Mit der "Deutschen Stiftung Friedensforschung" will die Bundesregierung einen Beitrag zur Konfliktbewältigung und Politikberatung leisten. "Die Erwartungen an die deutsche Außenpolitik, aktiv zur Friedensgestaltung beizutragen, sind nach der Wiedervereinigung und dem Ende des Ost-West-Konfliktes gestiegen", sagte Bundesforschungsministerin Edelgard Bulmahn (SPD) am Freitag in Berlin. Die in Osnabrück angesiedelte Stiftung soll unabhängig von den jeweiligen Bundesregierungen arbeiten und wird mit einem Stiftungskapital von 50 Millionen Mark ausgestattet.
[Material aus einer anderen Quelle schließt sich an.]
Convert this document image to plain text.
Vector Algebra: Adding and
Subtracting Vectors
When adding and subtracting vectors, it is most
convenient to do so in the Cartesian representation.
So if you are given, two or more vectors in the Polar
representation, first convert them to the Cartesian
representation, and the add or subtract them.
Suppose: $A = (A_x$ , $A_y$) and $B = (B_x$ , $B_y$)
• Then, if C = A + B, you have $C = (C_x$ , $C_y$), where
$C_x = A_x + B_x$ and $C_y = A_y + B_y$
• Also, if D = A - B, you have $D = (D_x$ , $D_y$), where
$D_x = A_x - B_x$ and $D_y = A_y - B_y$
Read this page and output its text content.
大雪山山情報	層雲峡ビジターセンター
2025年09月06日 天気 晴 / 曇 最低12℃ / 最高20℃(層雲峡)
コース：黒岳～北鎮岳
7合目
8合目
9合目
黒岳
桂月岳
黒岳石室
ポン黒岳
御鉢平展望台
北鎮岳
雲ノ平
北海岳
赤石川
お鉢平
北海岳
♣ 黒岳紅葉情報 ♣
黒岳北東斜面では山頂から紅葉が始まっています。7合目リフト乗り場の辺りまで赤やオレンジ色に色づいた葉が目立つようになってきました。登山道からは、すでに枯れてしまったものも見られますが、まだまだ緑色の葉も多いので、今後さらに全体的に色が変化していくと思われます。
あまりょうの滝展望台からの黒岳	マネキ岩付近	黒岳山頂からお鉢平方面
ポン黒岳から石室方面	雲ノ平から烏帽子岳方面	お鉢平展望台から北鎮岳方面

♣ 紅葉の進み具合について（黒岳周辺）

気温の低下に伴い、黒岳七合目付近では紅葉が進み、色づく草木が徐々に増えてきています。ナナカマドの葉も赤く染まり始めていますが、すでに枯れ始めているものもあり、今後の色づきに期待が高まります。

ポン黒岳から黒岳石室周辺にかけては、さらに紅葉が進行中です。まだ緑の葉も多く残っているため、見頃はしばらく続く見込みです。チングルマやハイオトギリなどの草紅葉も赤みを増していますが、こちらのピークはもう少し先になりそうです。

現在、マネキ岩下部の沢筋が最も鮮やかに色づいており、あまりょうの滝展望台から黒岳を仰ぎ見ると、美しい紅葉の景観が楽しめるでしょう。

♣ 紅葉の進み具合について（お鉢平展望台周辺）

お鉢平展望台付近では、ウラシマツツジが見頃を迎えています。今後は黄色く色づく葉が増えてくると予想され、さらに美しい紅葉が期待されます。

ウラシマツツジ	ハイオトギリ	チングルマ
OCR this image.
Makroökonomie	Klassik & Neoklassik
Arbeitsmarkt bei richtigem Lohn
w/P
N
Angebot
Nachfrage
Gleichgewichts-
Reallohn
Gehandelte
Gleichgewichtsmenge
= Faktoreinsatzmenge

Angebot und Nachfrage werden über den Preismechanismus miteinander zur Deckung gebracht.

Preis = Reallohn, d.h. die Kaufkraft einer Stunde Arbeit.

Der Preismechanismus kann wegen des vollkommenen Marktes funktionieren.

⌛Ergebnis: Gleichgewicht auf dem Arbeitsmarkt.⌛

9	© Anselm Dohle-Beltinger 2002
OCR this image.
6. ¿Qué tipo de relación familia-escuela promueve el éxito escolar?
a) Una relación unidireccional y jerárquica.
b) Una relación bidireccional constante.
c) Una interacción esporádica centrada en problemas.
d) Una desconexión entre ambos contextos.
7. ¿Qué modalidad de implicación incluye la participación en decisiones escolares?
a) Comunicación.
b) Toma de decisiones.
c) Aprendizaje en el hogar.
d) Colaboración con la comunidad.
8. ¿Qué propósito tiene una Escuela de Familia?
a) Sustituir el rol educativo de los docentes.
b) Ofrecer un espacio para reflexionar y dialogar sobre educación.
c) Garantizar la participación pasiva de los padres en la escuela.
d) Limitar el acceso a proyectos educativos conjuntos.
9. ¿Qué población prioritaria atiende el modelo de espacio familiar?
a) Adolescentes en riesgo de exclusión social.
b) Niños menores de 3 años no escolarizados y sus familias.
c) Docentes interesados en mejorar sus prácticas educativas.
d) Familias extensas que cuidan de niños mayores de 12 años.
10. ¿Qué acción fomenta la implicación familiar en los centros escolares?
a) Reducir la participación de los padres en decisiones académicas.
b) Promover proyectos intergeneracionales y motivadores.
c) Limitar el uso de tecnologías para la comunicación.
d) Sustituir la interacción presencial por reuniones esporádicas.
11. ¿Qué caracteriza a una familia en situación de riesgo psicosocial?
Sie erwarte von der Friedensforschung Analysen und Strategien zur Konfliktbewältigung, sagte Bulmahn. Die Stiftung soll wissenschaftliche Vorhaben fördern, Nachwuchs unterstützen und Konferenzen durchführen, nicht jedoch selbst forschen. Die Forschung solle an den Universitäten bleiben. Der ehemalige Bundesminister Egon Bahr, der von Bulmahn in den Gründungsvorstand berufen wurde, kritisierte die finanzielle Ausstattung der Stiftung als zu gering und bedauerte, dass kein eigenes Forschungsinstitut geschaffen werden könne. Er hoffe, dass es künftig private Zuwendungen von der deutschen Wirtschaft gebe.

Als eine zentrale Aufgabe der Friedensforschung bezeichnete Bulmahn die Frage, wie politische Akteure dazu gebracht werden könnten, auf Gewalt als Mittel in Konflikten zu verzichten. Hier erwarte sie gerade vor dem Hintergrund des Nahost-Konflikts Lösungsstrategien. Auch solle erforscht werden, wie mit der Eigendynamik von Konflikten umgegangen werden könne. Mit der DSF werde eine im Vergleich zu anderen Staaten bestehende Lücke geschlossen, betonte Bulmahn. Vor einem Jahr hatte die Ministerin eine Kommission für die Friedensforschung unter dem Vorsitz von Bahr, der Herausgeberin der Wochenzeitung "Die Zeit", Marion Gräfin Dönhoff, und dem ehemaligen EU-Beauftragten für Mostar, Hans Koschnick, eingesetzt. Die Kommission hatte sich für die Gründung einer Stiftung ausgesprochen. Die Arbeit der Stiftung solle im ersten Quartal 2001 beginnen.